Суков не обиделся на мой крик, ожесточенно потер небритую щеку.
— С ней, конечно, не все ясно. Молода, но, поди, отец успел… Вряд ли наших взглядов.
— А если наших?
— Пусть докажет.
— Как?
— Выступит против отца. Честно! Напрямоту! Без приседаний! Тогда доказано, девка наша. Вот проведи подготовочку!
«Проведи подготовочку» против родного отца!
Только аморальный тип не посовестится произнести эти слова подростку. Иван Суков аморальный?.. Ой нет! Иван Граубе, человек высокой души, нравственно был нисколько не чище его, не беззаветней, да и не добрей тож.

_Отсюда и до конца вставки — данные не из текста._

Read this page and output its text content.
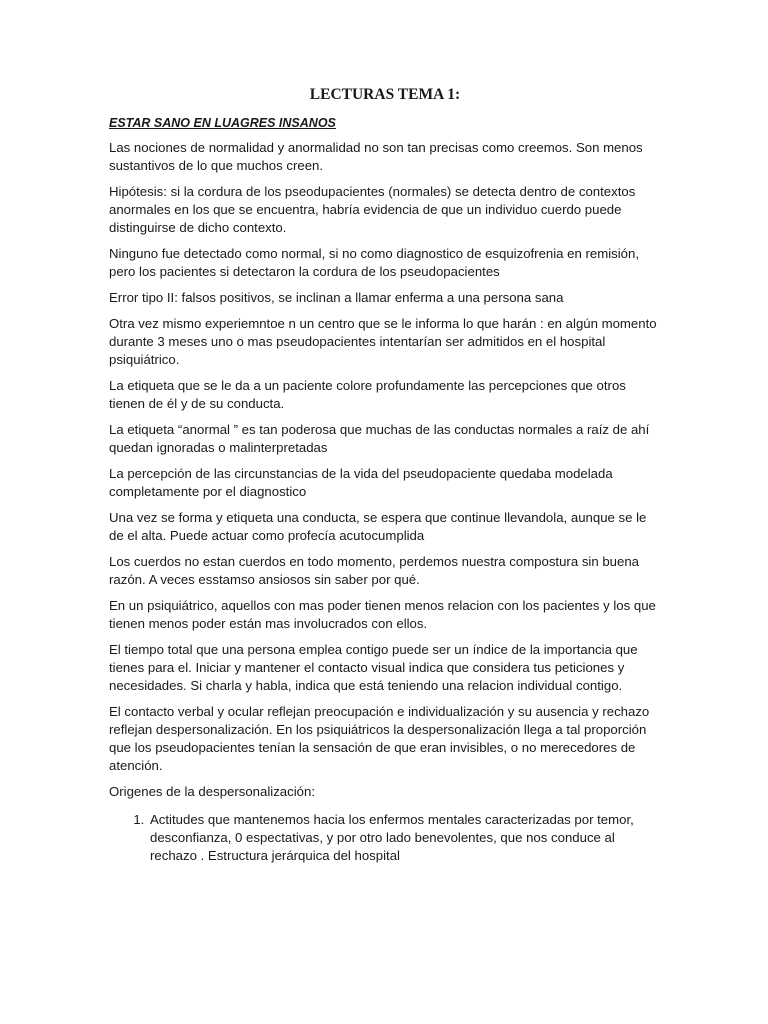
LECTURAS TEMA 1:
ESTAR SANO EN LUAGRES INSANOS

Las nociones de normalidad y anormalidad no son tan precisas como creemos. Son menos sustantivos de lo que muchos creen.

Hipótesis: si la cordura de los pseodupacientes (normales) se detecta dentro de contextos anormales en los que se encuentra, habría evidencia de que un individuo cuerdo puede distinguirse de dicho contexto.

Ninguno fue detectado como normal, si no como diagnostico de esquizofrenia en remisión, pero los pacientes si detectaron la cordura de los pseudopacientes

Error tipo II: falsos positivos, se inclinan a llamar enferma a una persona sana

Otra vez mismo experiemntoe n un centro que se le informa lo que harán : en algún momento durante 3 meses uno o mas pseudopacientes intentarían ser admitidos en el hospital psiquiátrico.

La etiqueta que se le da a un paciente colore profundamente las percepciones que otros tienen de él y de su conducta.

La etiqueta “anormal ” es tan poderosa que muchas de las conductas normales a raíz de ahí quedan ignoradas o malinterpretadas

La percepción de las circunstancias de la vida del pseudopaciente quedaba modelada completamente por el diagnostico

Una vez se forma y etiqueta una conducta, se espera que continue llevandola, aunque se le de el alta. Puede actuar como profecía acutocumplida

Los cuerdos no estan cuerdos en todo momento, perdemos nuestra compostura sin buena razón. A veces esstamso ansiosos sin saber por qué.

En un psiquiátrico, aquellos con mas poder tienen menos relacion con los pacientes y los que tienen menos poder están mas involucrados con ellos.

El tiempo total que una persona emplea contigo puede ser un índice de la importancia que tienes para el. Iniciar y mantener el contacto visual indica que considera tus peticiones y necesidades. Si charla y habla, indica que está teniendo una relacion individual contigo.

El contacto verbal y ocular reflejan preocupación e individualización y su ausencia y rechazo reflejan despersonalización. En los psiquiátricos la despersonalización llega a tal proporción que los pseudopacientes tenían la sensación de que eran invisibles, o no merecedores de atención.

Origenes de la despersonalización:

1. Actitudes que mantenemos hacia los enfermos mentales caracterizadas por temor, desconfianza, 0 espectativas, y por otro lado benevolentes, que nos conduce al rechazo . Estructura jerárquica del hospital
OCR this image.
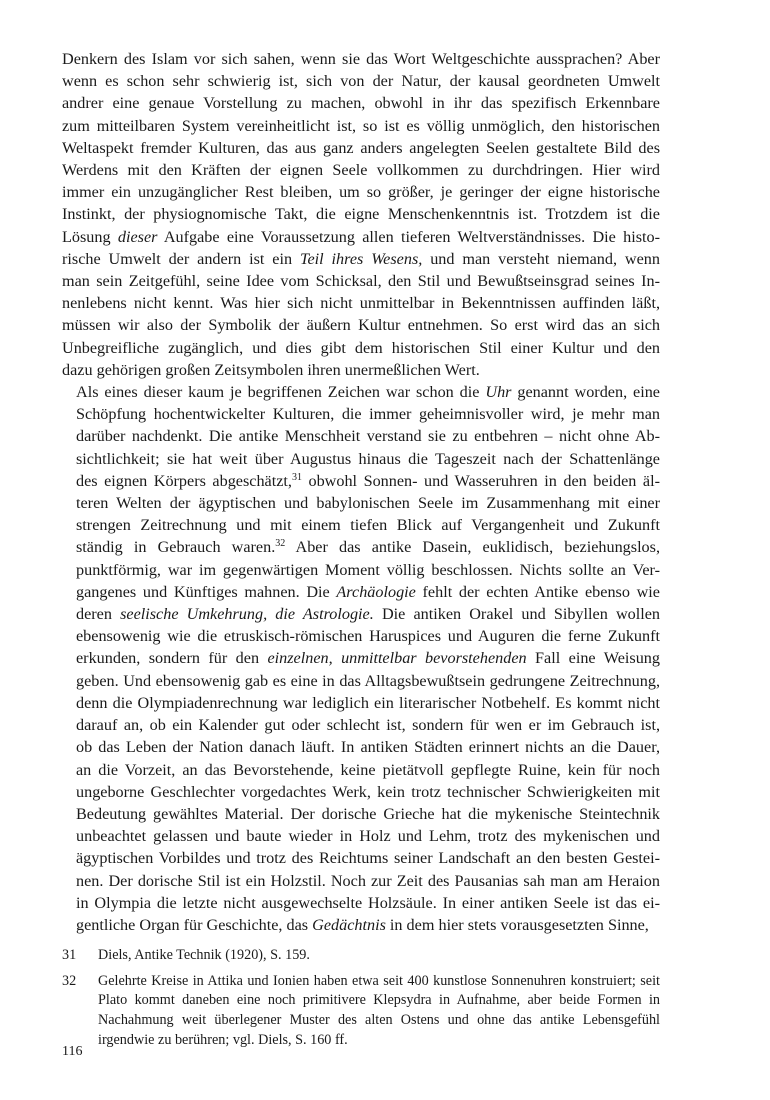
Denkern des Islam vor sich sahen, wenn sie das Wort Weltgeschichte aussprachen? Aber
wenn es schon sehr schwierig ist, sich von der Natur, der kausal geordneten Umwelt
andrer eine genaue Vorstellung zu machen, obwohl in ihr das spezifisch Erkennbare
zum mitteilbaren System vereinheitlicht ist, so ist es völlig unmöglich, den historischen
Weltaspekt fremder Kulturen, das aus ganz anders angelegten Seelen gestaltete Bild des
Werdens mit den Kräften der eignen Seele vollkommen zu durchdringen. Hier wird
immer ein unzugänglicher Rest bleiben, um so größer, je geringer der eigne historische
Instinkt, der physiognomische Takt, die eigne Menschenkenntnis ist. Trotzdem ist die
Lösung dieser Aufgabe eine Voraussetzung allen tieferen Weltverständnisses. Die histo-
rische Umwelt der andern ist ein Teil ihres Wesens, und man versteht niemand, wenn
man sein Zeitgefühl, seine Idee vom Schicksal, den Stil und Bewußtseinsgrad seines In-
nenlebens nicht kennt. Was hier sich nicht unmittelbar in Bekenntnissen auffinden läßt,
müssen wir also der Symbolik der äußern Kultur entnehmen. So erst wird das an sich
Unbegreifliche zugänglich, und dies gibt dem historischen Stil einer Kultur und den
dazu gehörigen großen Zeitsymbolen ihren unermeßlichen Wert.

Als eines dieser kaum je begriffenen Zeichen war schon die Uhr genannt worden, eine
Schöpfung hochentwickelter Kulturen, die immer geheimnisvoller wird, je mehr man
darüber nachdenkt. Die antike Menschheit verstand sie zu entbehren – nicht ohne Ab-
sichtlichkeit; sie hat weit über Augustus hinaus die Tageszeit nach der Schattenlänge
des eignen Körpers abgeschätzt,$^{31}$ obwohl Sonnen- und Wasseruhren in den beiden äl-
teren Welten der ägyptischen und babylonischen Seele im Zusammenhang mit einer
strengen Zeitrechnung und mit einem tiefen Blick auf Vergangenheit und Zukunft
ständig in Gebrauch waren.$^{32}$ Aber das antike Dasein, euklidisch, beziehungslos,
punktförmig, war im gegenwärtigen Moment völlig beschlossen. Nichts sollte an Ver-
gangenes und Künftiges mahnen. Die Archäologie fehlt der echten Antike ebenso wie
deren seelische Umkehrung, die Astrologie. Die antiken Orakel und Sibyllen wollen
ebensowenig wie die etruskisch-römischen Haruspices und Auguren die ferne Zukunft
erkunden, sondern für den einzelnen, unmittelbar bevorstehenden Fall eine Weisung
geben. Und ebensowenig gab es eine in das Alltagsbewußtsein gedrungene Zeitrechnung,
denn die Olympiadenrechnung war lediglich ein literarischer Notbehelf. Es kommt nicht
darauf an, ob ein Kalender gut oder schlecht ist, sondern für wen er im Gebrauch ist,
ob das Leben der Nation danach läuft. In antiken Städten erinnert nichts an die Dauer,
an die Vorzeit, an das Bevorstehende, keine pietätvoll gepflegte Ruine, kein für noch
ungeborne Geschlechter vorgedachtes Werk, kein trotz technischer Schwierigkeiten mit
Bedeutung gewähltes Material. Der dorische Grieche hat die mykenische Steintechnik
unbeachtet gelassen und baute wieder in Holz und Lehm, trotz des mykenischen und
ägyptischen Vorbildes und trotz des Reichtums seiner Landschaft an den besten Gestei-
nen. Der dorische Stil ist ein Holzstil. Noch zur Zeit des Pausanias sah man am Heraion
in Olympia die letzte nicht ausgewechselte Holzsäule. In einer antiken Seele ist das ei-
gentliche Organ für Geschichte, das Gedächtnis in dem hier stets vorausgesetzten Sinne,

31	Diels, Antike Technik (1920), S. 159.
32	Gelehrte Kreise in Attika und Ionien haben etwa seit 400 kunstlose Sonnenuhren konstruiert; seit Plato kommt daneben eine noch primitivere Klepsydra in Aufnahme, aber beide Formen in Nachahmung weit überlegener Muster des alten Ostens und ohne das antike Lebensgefühl irgendwie zu berühren; vgl. Diels, S. 160 ff.
116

Жил Суков, как птица небесная, спал то в кабинете на широком кожаном диване, то в сторожке при школе на дощатом топчане, ел когда придется и что придется, обычно на ходу ломоть хлеба, выуженный из кармана. Все имущество — то, что на нем надето, да еще плотницкий сундучок, где хранил единственную смену штопаного бельишка и дорогой цейсовский бинокль, подаренный ему комдивом: «Прими, товарищ Суков, на всю жизнь и старайся разглядеть в него врагов революций». Из лапотной и мякинной деревни, из обморочной российской глухомани выбросило этого бесхитростного парня в кипучую гущу классовой борьбы, в разбушевавшийся мировой пожар. Он едва умел читать по-печатному, но всем сердцем принял лозунг, переложенный с французского: «Экспроприируй экспроприаторов!» Цельная натура, он не ведал ни сомнений, ни рефлексий, а потому верил, как в «Отче наш»: род людской расколот пополам на паразитов и тружеников, иных на земле нет. Слова гимна:
Лишь мы, работники всемирной,
Великой армии труда,
Владеть землей имеем право,
Но паразиты — никогда! —
стали для него святым законом. А так как сам он, Иван Суков, с раннего детства тяжко, по-мужичьи трудился, то и себя относил к полноправным властелинам планеты. К любому начальнику он являлся с несокрушимым убеждением, что и страна с ее богатствами, и сам начальник с его учрежденческим столом принадлежат ему, Ивану Сукову. Он не кричал, не возмущался, а лишь щурил свои деревенской голубизны глаза и вразумительно напоминал: «Эй-эй! Опомнись, дорогой товарищ. Ты кому это не даешь, кому отказываешь? Ты хозяину отказываешь, пролетарского хозяина заставляешь себе в ножки кланяться».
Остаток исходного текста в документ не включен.